Ubiratan Jorge Iorio é economista, professor e escritor. @ubiratanjorge.iorio
Perfeita análise. As agências sustentam-se na ilusão de que bons indivíduos, escolhidos por bons políticos, são capazes de compensar os pretensos vícios do “ganancioso” mercado.
Excelente!
Texto muito interessante e como já dito acima merece uma reflexão.
Concordo que há muitas agências que estão mais para sindicatos e cabide de empregos do que outra coisa. Penso que a maneira delas agirem está errada, mas abrir mão da ANVISA, por exemplo? A ANAC que foi criada com base no DAC da Aeronáutica. O autor quer extinguir por si só? Qual a solução? Não ter nada mesmo?
Excelente artigo. Com clareza e analogia ímpares. Lá nos idos dos anos 80, o ovo da serpente, o Ministério da Desburocratização, já sinalizava essas agências estupradoras do livre mercado.
Muito interessante, merece uma reflexão.
Pode-se abolir as agências, mas corre-se das barbas do capeta para os chifres do diabo. O problema não sãos os meios, eles não são bons nem ruins em si mesmos, mas os cérebros, as mentes, os corações, as almas dos seres humanos é que são o problema.
Genial e verdadeiro este artigo. As agências reguladoras no Brasil são um fracasso.É triste e até cômico
Certo, certo, vamos abolir todas as agências reguladoras e dar um chute no bumbum do Banco Central. Posso até concordar com isso. Mas, o que fazer depois? Eu não sei e, aparentemente, o Iorio também não sabe. Pelo menos, não se deu ao trabalho de escrever.

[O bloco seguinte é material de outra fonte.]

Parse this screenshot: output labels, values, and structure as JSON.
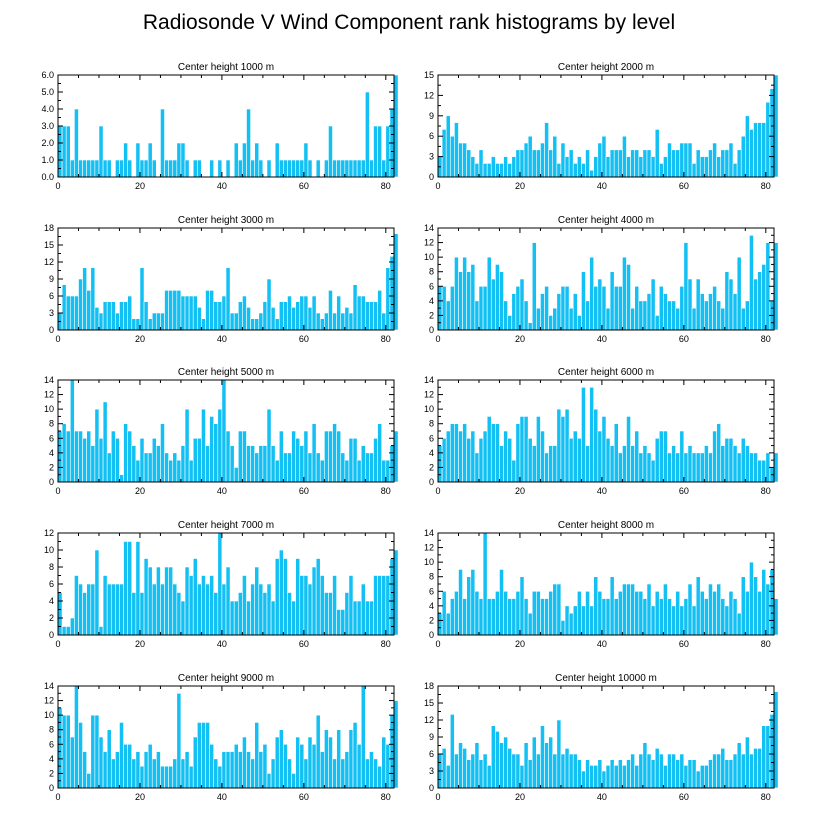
{
  "title": "Radiosonde V Wind Component rank histograms by level",
  "colors": {
    "bar": "#13c0f3",
    "axis": "#000000",
    "background": "#ffffff"
  },
  "chart_data": [
    {
      "type": "bar",
      "title": "Center height 1000 m",
      "xlim": [
        0,
        82
      ],
      "ylim": [
        0,
        6
      ],
      "xticks": [
        "0",
        "20",
        "40",
        "60",
        "80"
      ],
      "yticks": [
        "0.0",
        "1.0",
        "2.0",
        "3.0",
        "4.0",
        "5.0",
        "6.0"
      ],
      "ytick_values": [
        0,
        1,
        2,
        3,
        4,
        5,
        6
      ],
      "values": [
        3,
        3,
        3,
        1,
        4,
        1,
        1,
        1,
        1,
        1,
        3,
        1,
        1,
        0,
        1,
        1,
        2,
        1,
        0,
        2,
        1,
        1,
        2,
        1,
        0,
        4,
        1,
        1,
        1,
        2,
        2,
        1,
        0,
        1,
        1,
        0,
        0,
        1,
        0,
        1,
        0,
        1,
        0,
        2,
        1,
        2,
        4,
        1,
        2,
        1,
        0,
        1,
        0,
        2,
        1,
        1,
        1,
        1,
        1,
        1,
        2,
        1,
        0,
        1,
        0,
        1,
        3,
        1,
        1,
        1,
        1,
        1,
        1,
        1,
        1,
        5,
        1,
        3,
        3,
        1,
        3,
        4,
        6
      ]
    },
    {
      "type": "bar",
      "title": "Center height 2000 m",
      "xlim": [
        0,
        82
      ],
      "ylim": [
        0,
        15
      ],
      "xticks": [
        "0",
        "20",
        "40",
        "60",
        "80"
      ],
      "yticks": [
        "0",
        "3",
        "6",
        "9",
        "12",
        "15"
      ],
      "ytick_values": [
        0,
        3,
        6,
        9,
        12,
        15
      ],
      "values": [
        3,
        7,
        9,
        6,
        8,
        5,
        5,
        4,
        3,
        2,
        4,
        2,
        2,
        3,
        2,
        2,
        3,
        2,
        3,
        4,
        4,
        5,
        6,
        4,
        4,
        5,
        8,
        4,
        6,
        2,
        5,
        3,
        4,
        2,
        3,
        2,
        4,
        1,
        3,
        5,
        6,
        3,
        4,
        4,
        4,
        6,
        3,
        4,
        4,
        3,
        4,
        4,
        3,
        7,
        2,
        3,
        5,
        4,
        4,
        5,
        5,
        5,
        2,
        4,
        3,
        3,
        4,
        5,
        3,
        4,
        4,
        5,
        2,
        4,
        6,
        9,
        7,
        8,
        8,
        8,
        11,
        13,
        15
      ]
    },
    {
      "type": "bar",
      "title": "Center height 3000 m",
      "xlim": [
        0,
        82
      ],
      "ylim": [
        0,
        18
      ],
      "xticks": [
        "0",
        "20",
        "40",
        "60",
        "80"
      ],
      "yticks": [
        "0",
        "3",
        "6",
        "9",
        "12",
        "15",
        "18"
      ],
      "ytick_values": [
        0,
        3,
        6,
        9,
        12,
        15,
        18
      ],
      "values": [
        3,
        8,
        6,
        6,
        6,
        9,
        11,
        7,
        11,
        4,
        3,
        5,
        5,
        5,
        3,
        5,
        5,
        6,
        2,
        2,
        11,
        5,
        2,
        3,
        3,
        3,
        7,
        7,
        7,
        7,
        6,
        6,
        6,
        6,
        4,
        2,
        7,
        7,
        5,
        5,
        6,
        11,
        3,
        3,
        5,
        6,
        4,
        2,
        2,
        3,
        5,
        9,
        4,
        2,
        5,
        5,
        6,
        4,
        5,
        6,
        6,
        4,
        6,
        3,
        2,
        3,
        7,
        3,
        6,
        3,
        4,
        3,
        8,
        6,
        6,
        5,
        5,
        5,
        7,
        3,
        11,
        13,
        17
      ]
    },
    {
      "type": "bar",
      "title": "Center height 4000 m",
      "xlim": [
        0,
        82
      ],
      "ylim": [
        0,
        14
      ],
      "xticks": [
        "0",
        "20",
        "40",
        "60",
        "80"
      ],
      "yticks": [
        "0",
        "2",
        "4",
        "6",
        "8",
        "10",
        "12",
        "14"
      ],
      "ytick_values": [
        0,
        2,
        4,
        6,
        8,
        10,
        12,
        14
      ],
      "values": [
        6,
        6,
        4,
        6,
        10,
        8,
        10,
        8,
        9,
        4,
        6,
        6,
        10,
        7,
        9,
        8,
        4,
        2,
        5,
        6,
        7,
        4,
        1,
        12,
        3,
        5,
        6,
        2,
        3,
        5,
        6,
        6,
        3,
        5,
        2,
        8,
        4,
        10,
        6,
        7,
        6,
        3,
        8,
        6,
        6,
        10,
        9,
        3,
        6,
        4,
        4,
        5,
        7,
        2,
        6,
        5,
        4,
        4,
        3,
        6,
        12,
        7,
        3,
        7,
        5,
        4,
        5,
        6,
        4,
        3,
        8,
        7,
        5,
        10,
        3,
        4,
        13,
        7,
        8,
        9,
        12,
        4,
        12
      ]
    },
    {
      "type": "bar",
      "title": "Center height 5000 m",
      "xlim": [
        0,
        82
      ],
      "ylim": [
        0,
        14
      ],
      "xticks": [
        "0",
        "20",
        "40",
        "60",
        "80"
      ],
      "yticks": [
        "0",
        "2",
        "4",
        "6",
        "8",
        "10",
        "12",
        "14"
      ],
      "ytick_values": [
        0,
        2,
        4,
        6,
        8,
        10,
        12,
        14
      ],
      "values": [
        7,
        8,
        7,
        14,
        7,
        7,
        6,
        7,
        5,
        10,
        6,
        11,
        4,
        7,
        6,
        1,
        8,
        7,
        5,
        3,
        6,
        4,
        4,
        6,
        5,
        8,
        4,
        3,
        4,
        3,
        5,
        10,
        3,
        6,
        6,
        10,
        5,
        9,
        8,
        10,
        14,
        7,
        5,
        2,
        7,
        7,
        5,
        5,
        4,
        5,
        5,
        10,
        5,
        3,
        7,
        4,
        4,
        7,
        6,
        5,
        7,
        4,
        8,
        4,
        3,
        7,
        7,
        8,
        7,
        4,
        3,
        6,
        6,
        3,
        5,
        4,
        4,
        6,
        8,
        3,
        3,
        5,
        7
      ]
    },
    {
      "type": "bar",
      "title": "Center height 6000 m",
      "xlim": [
        0,
        82
      ],
      "ylim": [
        0,
        14
      ],
      "xticks": [
        "0",
        "20",
        "40",
        "60",
        "80"
      ],
      "yticks": [
        "0",
        "2",
        "4",
        "6",
        "8",
        "10",
        "12",
        "14"
      ],
      "ytick_values": [
        0,
        2,
        4,
        6,
        8,
        10,
        12,
        14
      ],
      "values": [
        5,
        6,
        7,
        8,
        8,
        7,
        8,
        6,
        7,
        4,
        6,
        7,
        9,
        8,
        8,
        5,
        7,
        6,
        3,
        8,
        9,
        9,
        6,
        5,
        9,
        7,
        4,
        5,
        5,
        10,
        9,
        10,
        6,
        7,
        6,
        13,
        5,
        13,
        10,
        7,
        9,
        6,
        5,
        8,
        4,
        5,
        9,
        5,
        7,
        4,
        5,
        4,
        3,
        6,
        7,
        7,
        4,
        5,
        4,
        7,
        4,
        5,
        4,
        4,
        4,
        5,
        4,
        7,
        8,
        5,
        6,
        6,
        5,
        4,
        6,
        5,
        4,
        4,
        3,
        3,
        4,
        2,
        4
      ]
    },
    {
      "type": "bar",
      "title": "Center height 7000 m",
      "xlim": [
        0,
        82
      ],
      "ylim": [
        0,
        12
      ],
      "xticks": [
        "0",
        "20",
        "40",
        "60",
        "80"
      ],
      "yticks": [
        "0",
        "2",
        "4",
        "6",
        "8",
        "10",
        "12"
      ],
      "ytick_values": [
        0,
        2,
        4,
        6,
        8,
        10,
        12
      ],
      "values": [
        5,
        1,
        1,
        2,
        7,
        6,
        5,
        6,
        6,
        10,
        1,
        7,
        6,
        6,
        6,
        6,
        11,
        11,
        5,
        11,
        5,
        9,
        8,
        6,
        8,
        6,
        8,
        8,
        6,
        5,
        4,
        8,
        7,
        9,
        6,
        7,
        6,
        7,
        5,
        12,
        6,
        8,
        4,
        4,
        5,
        7,
        4,
        6,
        8,
        6,
        5,
        6,
        4,
        9,
        10,
        9,
        5,
        4,
        9,
        7,
        7,
        6,
        8,
        9,
        7,
        5,
        5,
        7,
        3,
        3,
        5,
        7,
        4,
        4,
        6,
        4,
        4,
        7,
        7,
        7,
        7,
        9,
        10
      ]
    },
    {
      "type": "bar",
      "title": "Center height 8000 m",
      "xlim": [
        0,
        82
      ],
      "ylim": [
        0,
        14
      ],
      "xticks": [
        "0",
        "20",
        "40",
        "60",
        "80"
      ],
      "yticks": [
        "0",
        "2",
        "4",
        "6",
        "8",
        "10",
        "12",
        "14"
      ],
      "ytick_values": [
        0,
        2,
        4,
        6,
        8,
        10,
        12,
        14
      ],
      "values": [
        3,
        6,
        3,
        5,
        6,
        9,
        5,
        8,
        9,
        6,
        5,
        14,
        5,
        5,
        6,
        9,
        6,
        5,
        5,
        6,
        8,
        5,
        3,
        6,
        6,
        5,
        5,
        6,
        7,
        7,
        2,
        4,
        3,
        4,
        6,
        4,
        6,
        4,
        8,
        6,
        5,
        5,
        8,
        5,
        6,
        7,
        7,
        7,
        6,
        6,
        5,
        7,
        4,
        6,
        5,
        7,
        5,
        4,
        6,
        4,
        5,
        7,
        4,
        8,
        6,
        5,
        7,
        6,
        7,
        5,
        4,
        6,
        5,
        3,
        8,
        6,
        10,
        8,
        6,
        9,
        7,
        9,
        5
      ]
    },
    {
      "type": "bar",
      "title": "Center height 9000 m",
      "xlim": [
        0,
        82
      ],
      "ylim": [
        0,
        14
      ],
      "xticks": [
        "0",
        "20",
        "40",
        "60",
        "80"
      ],
      "yticks": [
        "0",
        "2",
        "4",
        "6",
        "8",
        "10",
        "12",
        "14"
      ],
      "ytick_values": [
        0,
        2,
        4,
        6,
        8,
        10,
        12,
        14
      ],
      "values": [
        11,
        10,
        10,
        7,
        14,
        9,
        5,
        2,
        10,
        10,
        7,
        5,
        8,
        4,
        5,
        9,
        6,
        6,
        4,
        5,
        3,
        5,
        6,
        4,
        5,
        3,
        3,
        3,
        4,
        13,
        4,
        5,
        3,
        7,
        9,
        9,
        9,
        6,
        4,
        3,
        5,
        5,
        5,
        6,
        5,
        7,
        5,
        4,
        9,
        5,
        6,
        2,
        4,
        7,
        8,
        6,
        4,
        2,
        7,
        6,
        4,
        7,
        6,
        10,
        5,
        8,
        7,
        4,
        8,
        4,
        5,
        8,
        9,
        6,
        14,
        4,
        5,
        4,
        3,
        7,
        6,
        10,
        12
      ]
    },
    {
      "type": "bar",
      "title": "Center height 10000 m",
      "xlim": [
        0,
        82
      ],
      "ylim": [
        0,
        18
      ],
      "xticks": [
        "0",
        "20",
        "40",
        "60",
        "80"
      ],
      "yticks": [
        "0",
        "3",
        "6",
        "9",
        "12",
        "15",
        "18"
      ],
      "ytick_values": [
        0,
        3,
        6,
        9,
        12,
        15,
        18
      ],
      "values": [
        6,
        7,
        4,
        13,
        6,
        8,
        7,
        5,
        6,
        8,
        5,
        6,
        4,
        11,
        10,
        8,
        9,
        7,
        6,
        6,
        4,
        8,
        5,
        9,
        6,
        11,
        8,
        9,
        6,
        12,
        6,
        7,
        6,
        6,
        5,
        3,
        5,
        4,
        4,
        5,
        3,
        4,
        5,
        4,
        5,
        4,
        5,
        6,
        4,
        6,
        8,
        6,
        5,
        7,
        6,
        4,
        6,
        6,
        5,
        6,
        4,
        5,
        5,
        3,
        4,
        4,
        5,
        6,
        6,
        7,
        5,
        5,
        6,
        8,
        6,
        9,
        6,
        7,
        7,
        11,
        11,
        13,
        17
      ]
    }
  ]
}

Também pensei nisto Wagner. Hoje parece ser um mal necessário. Concordo que há muitas agências que estão mais para sindicatos e cabide de empregos do que outra coisa. Penso que a maneira delas agirem está errada, mas abrir mão da ANVISA, por exemplo? A ANAC que foi criada com base no DAC da Aeronáutica. O autor quer extinguir por si só?
Quem regula as agências reguladoras?
👏👏👏👏👏👏👏👏👏👏👏
Parabéns, super parabéns. Aguardo esse texto desde a era FHC, a que estuprou o povo com “carinho”, estilo e “superioridade”.